OPM Disability Retirement Processing Time

Yes, filing for, and obtaining, Federal Disability Retirement under FERS or CSRS is a long, arduous, bureaucratic process. It can take 6 – 8, sometimes 10 months from the beginning to the approval of the application at the First Stage.

Then, even after it is approved, it can take another 60 days before even the initial, interim payment is received.  Further, if it is denied at the First Stage, the Reconsideration Stage can take an additional 90 – 120 days.

And of course if it is denied at the Reconsideration Stage, the appeal to the Merit Systems Protection Board can take 120 days or more (with temporary case-suspensions and waiting for the Judge’s decision).

Beyond that, any further appeals can take many more months.  All of this “waiting” and admonishment of “being patient”, with little or no income, and the anxiety of one’s financial future.

There is no argument to be made: patience is necessary for the entire process. I, as an attorney, cannot promise that the “process” will be any smoother or shorter; hopefully, however, I can provide a level of expertise during the entire process, which can lessen some of the anxiety during the long waiting period. As I often say: If patience is a virtue, then Federal and Postal Workers going through the Disability Retirement process must be the most virtuous men and women of the world.

Sincerely,

Robert R. McGill, Esquire

FERS & CSRS Disability Retirement: When to Get an Attorney

As I explain to all potential clients, whether an individual should attempt to obtain Federal disability retirement benefits with or without an attorney, is an individual and personal decision, based upon a number of factors.

I place everyone on a spectrum:  on the far left side of the spectrum is a Letter Carrier who becomes paralyzed.  That person does not need me as an attorney. He/she needs to gather the medical records, fill out the forms, and submit the application.  On the far right side of the spectrum is a Supervisor who goes out on “stress leave”.  That person should almost definitely hire an attorney, because disability retirement based upon the medical condition of stress alone, is difficult to obtain. Most Federal and Postal employees fall somewhere in-between those two extremes.  Further, and obviously, I believe that I am of assistance to my clients, and (hopefully), based upon the years of feedback I have received, my clients firmly believe that my legal methodology and approach were instrumental in obtaining disability retirement benefits for them.

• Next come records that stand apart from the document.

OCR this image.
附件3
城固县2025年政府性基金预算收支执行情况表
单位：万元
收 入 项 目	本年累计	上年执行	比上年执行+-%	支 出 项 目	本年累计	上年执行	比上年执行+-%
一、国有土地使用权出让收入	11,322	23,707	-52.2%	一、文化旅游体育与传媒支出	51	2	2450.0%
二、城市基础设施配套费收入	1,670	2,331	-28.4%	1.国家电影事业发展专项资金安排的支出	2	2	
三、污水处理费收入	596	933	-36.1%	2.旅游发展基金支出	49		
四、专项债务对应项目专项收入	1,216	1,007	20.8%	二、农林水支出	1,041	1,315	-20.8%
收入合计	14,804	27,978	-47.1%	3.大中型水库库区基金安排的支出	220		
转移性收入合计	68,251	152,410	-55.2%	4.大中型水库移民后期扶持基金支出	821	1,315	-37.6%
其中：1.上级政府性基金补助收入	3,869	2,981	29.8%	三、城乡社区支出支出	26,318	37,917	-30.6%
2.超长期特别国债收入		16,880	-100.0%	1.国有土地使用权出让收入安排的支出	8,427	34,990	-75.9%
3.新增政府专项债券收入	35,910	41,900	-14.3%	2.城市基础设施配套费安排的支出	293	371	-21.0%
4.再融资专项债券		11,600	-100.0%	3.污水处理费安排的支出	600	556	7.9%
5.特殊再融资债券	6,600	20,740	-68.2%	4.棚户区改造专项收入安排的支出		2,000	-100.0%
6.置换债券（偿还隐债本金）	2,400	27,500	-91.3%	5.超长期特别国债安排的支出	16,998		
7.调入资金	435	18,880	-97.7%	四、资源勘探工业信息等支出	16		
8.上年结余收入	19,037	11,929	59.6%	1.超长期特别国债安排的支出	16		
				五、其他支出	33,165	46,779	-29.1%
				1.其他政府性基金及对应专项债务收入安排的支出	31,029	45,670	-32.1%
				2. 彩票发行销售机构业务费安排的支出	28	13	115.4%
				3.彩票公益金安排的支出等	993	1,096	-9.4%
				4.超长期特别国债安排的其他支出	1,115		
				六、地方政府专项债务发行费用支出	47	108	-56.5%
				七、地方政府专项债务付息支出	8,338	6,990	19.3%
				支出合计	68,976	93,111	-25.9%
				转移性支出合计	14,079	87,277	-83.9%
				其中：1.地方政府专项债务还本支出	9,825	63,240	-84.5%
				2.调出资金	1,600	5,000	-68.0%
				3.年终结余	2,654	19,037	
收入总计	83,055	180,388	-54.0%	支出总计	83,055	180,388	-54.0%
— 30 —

Two further things to consider:  First, I rarely accept cases where an individual has filed the application, gotten it rejected, filed for reconsideration, gotten it rejected, and then went to the Merit Systems Protection Board where the Judge upheld OPM’s decision to deny the application:  when an individual has gone through all three Stages, and asks me to file a Petition for Review, I will normally not take on such a case.  I will, of course, consider being hired to re-file the case (assuming that the person has not been separated from service for over a year); but I cannot take on a case for a Petition for Review and further appeal when I have not been the one instrumental throughout the first three stages of the process.  Second, many individuals come to me with barely 30 days left to file.  I take on such “emergency cases” on a case-by-case basis, depending upon my time-allowance, my schedule, etc.

The Lesson:  Each individual must make the decision as to whether or not to hire an attorney, which attorney to hire, when to hire.  From my perspective:  Federal Disability Retirement is, when all is said and done, a process to secure the financial future and stability of one’s life.  As such, hire an attorney who specializes in Federal and Postal disability retirement, and hire one early on in the process.